A few days ago, while listening to an episode of my (currently) favourite podcast ‘The Bestseller Experiment’ in which the hosts interviewed Lucy Vine, the author of Hot Mess, a book about ‘someone who is attractive, but often in a state of disarray, repeatedly finding themselves in uncomfortable predicaments’, I felt sick to my stomach.
This was me a few years ago. Why do I have this reaction? Because this is still me.
Last week I had a monumental argument with my husband about money. We mostly argue about money when we argue. He spends his on us, I spend mine on myself. He saves, I spend everything. He works hard, I am moving through life in a slug-like manner, trying not to make waves, making myself invisible, accepting but not giving back, hoping / knowing / not realising it might all go away and I’ll wake up one day having only myself to worry about and nobody to account to or for. Just like before. Just like before and during The Love Project when, even though I wanted what I have now, I keep referencing as the golden age, as a period in my life I would like to (at least temporarily) go back to. It’s not just because of the fact that we idealise the past, but because back then everything was easier. I didn’t have to face my money issue. For a long time I didn’t face my love issues either. Back then I thought it would all solve itself out once I’d find a man, little knowing that, having a man who loves you in your life, usually brings the mess up to the surface, so it can’t be ignored anymore. I keep going back to the past because I had nobody to be accountable to. I was free to mess up. I was free to waste my time. I was free to get drunk and have sex with the wrong men. I was free to waste my life away.

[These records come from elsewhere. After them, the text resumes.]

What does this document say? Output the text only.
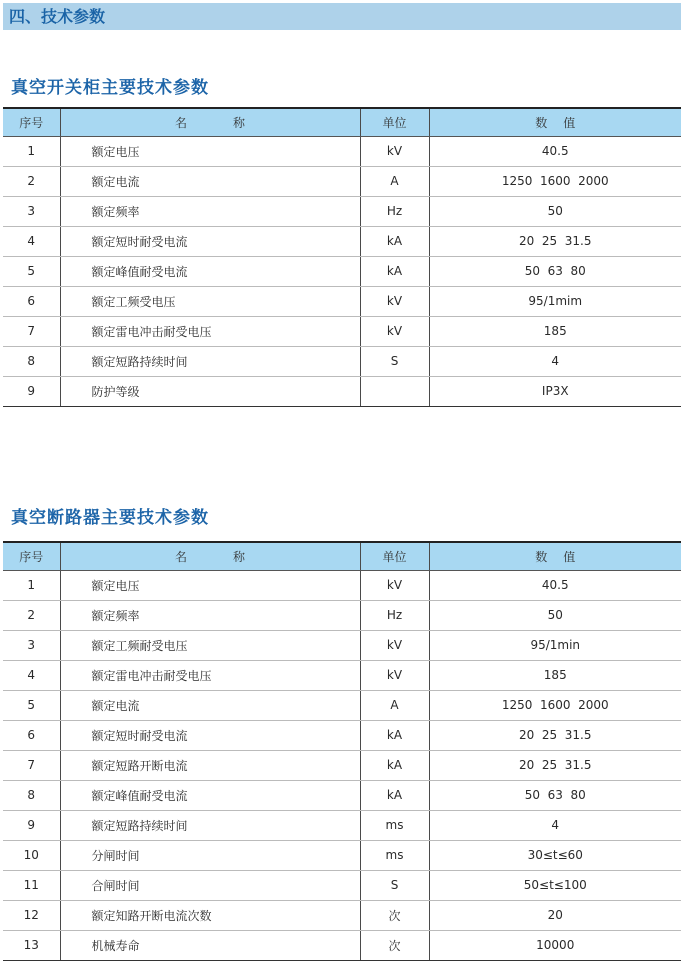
四、技术参数
真空开关柜主要技术参数
序号	名 称	单位	数 值
1	额定电压	kV	40.5
2	额定电流	A	1250  1600  2000
3	额定频率	Hz	50
4	额定短时耐受电流	kA	20  25  31.5
5	额定峰值耐受电流	kA	50  63  80
6	额定工频受电压	kV	95/1mim
7	额定雷电冲击耐受电压	kV	185
8	额定短路持续时间	S	4
9	防护等级		IP3X
真空断路器主要技术参数
序号	名 称	单位	数 值
1	额定电压	kV	40.5
2	额定频率	Hz	50
3	额定工频耐受电压	kV	95/1min
4	额定雷电冲击耐受电压	kV	185
5	额定电流	A	1250  1600  2000
6	额定短时耐受电流	kA	20  25  31.5
7	额定短路开断电流	kA	20  25  31.5
8	额定峰值耐受电流	kA	50  63  80
9	额定短路持续时间	ms	4
10	分闸时间	ms	30≤t≤60
11	合闸时间	S	50≤t≤100
12	额定知路开断电流次数	次	20
13	机械寿命	次	10000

Normally when we fight, I respond back. I find excuses. I spent such and such amount on the wedding. I saved such and such amount for taxes. I spent such and such amount on whatnot trip to France. I spent the same and more, he said, and yet I have also saved money we now need to spend on our dream to move to France, he said. Your dream, I thought, but didn’t say it. I need to know I can count on you, he said, for the future, you know. I can’t move into the future with someone who spends all their money. I cried, not knowing what to say. Grow up, he said.
I wanted to say something to defend myself but the crude reality was there, staring me in the face. Anything I would say to defend myself would be just another excuse. Excuses I’d been giving out all my life. To myself and to whoever cared to listen (friends usually did). Excuses that justified my refusal to grow up, my constant spending, my voracious attitude towards comfort consumption of any kind, consuming myself in the process.
I had seen this hell before. This is how it felt just before The Love Project when I realised I was the one with the problem. Not the men I was dating. I was the one sleeping with them too soon, being clingy, unrealistic, wanting attention but rejecting it when I got it, acting like a lunatic and pretending everybody else was crazy. This is how it felt then and, even though, I had absolutely no idea what to do about it, I figured my way out somehow. I started The Love Project. I journaled and discovered I was re-enacting patterns of my parents’ relationship. I discovered I sabotaged myself because I believed I was not (in fact) worthy of the love of a man. Somehow I put myself back together in an almost sane way. Somehow I met Alistair and somehow he stuck with me (despite the fact that, even though I thought I was at the peak of my eligibility, he saw all the other things that were still wrong with me). Somehow he fell in love with this ‘hot mess’.
The problem with hot mess is that’s it’s more mess than hot. Realising it was like receiving a bucket full of ice on the head. I felt awful (awful for what I had done to myself and to the one who loves me most) but liberated at the same time. Knowing what’s wrong with you is an almost joyous feeling. You can approach it methodically, strategically without emotion. When an engine piece is broken you fix it. And I like fixing things.
I called my friend L. She suggested I started a programme designed to change my attitude towards money. I did. I found the answer yet again in my parents’ relationship with money. My mother, always reliable, always resilient, had saved money all her life. My father had spent it like it was his last day on Earth. Once in a while he would take me a shopping spree. He’d buy me EVERYTHING I wanted, whether I needed it or not. He’d take me out for dinner at the most expensive restaurant in town. He’d tell me to order Chauteaubriand and cheese croquettes. He would have martini in a tall glass. It was just me and him. For a very short space of time I felt loved by my father. Maybe he bought his love with money, but I wanted his elusive approval more than I wanted my mother’s (who was always there, to be counted on). Before I knew it, I was spending money in search for approval. Covering up bits of soul that were still missing, taunted, inflamed. Sabotaging the relationship of my dreams (recounting the times I subconsciously did things that pissed the hell out of my husband, wanting him to reject me, get rid of me, accept that I wasn’t right for him, over and over again). I did some staring at emotionally-charged memories in the face. I did some forgiving. I did some tapping. I made some decisions.
I’m not sure about hot. But I’m certainly not a mess. Not anymore.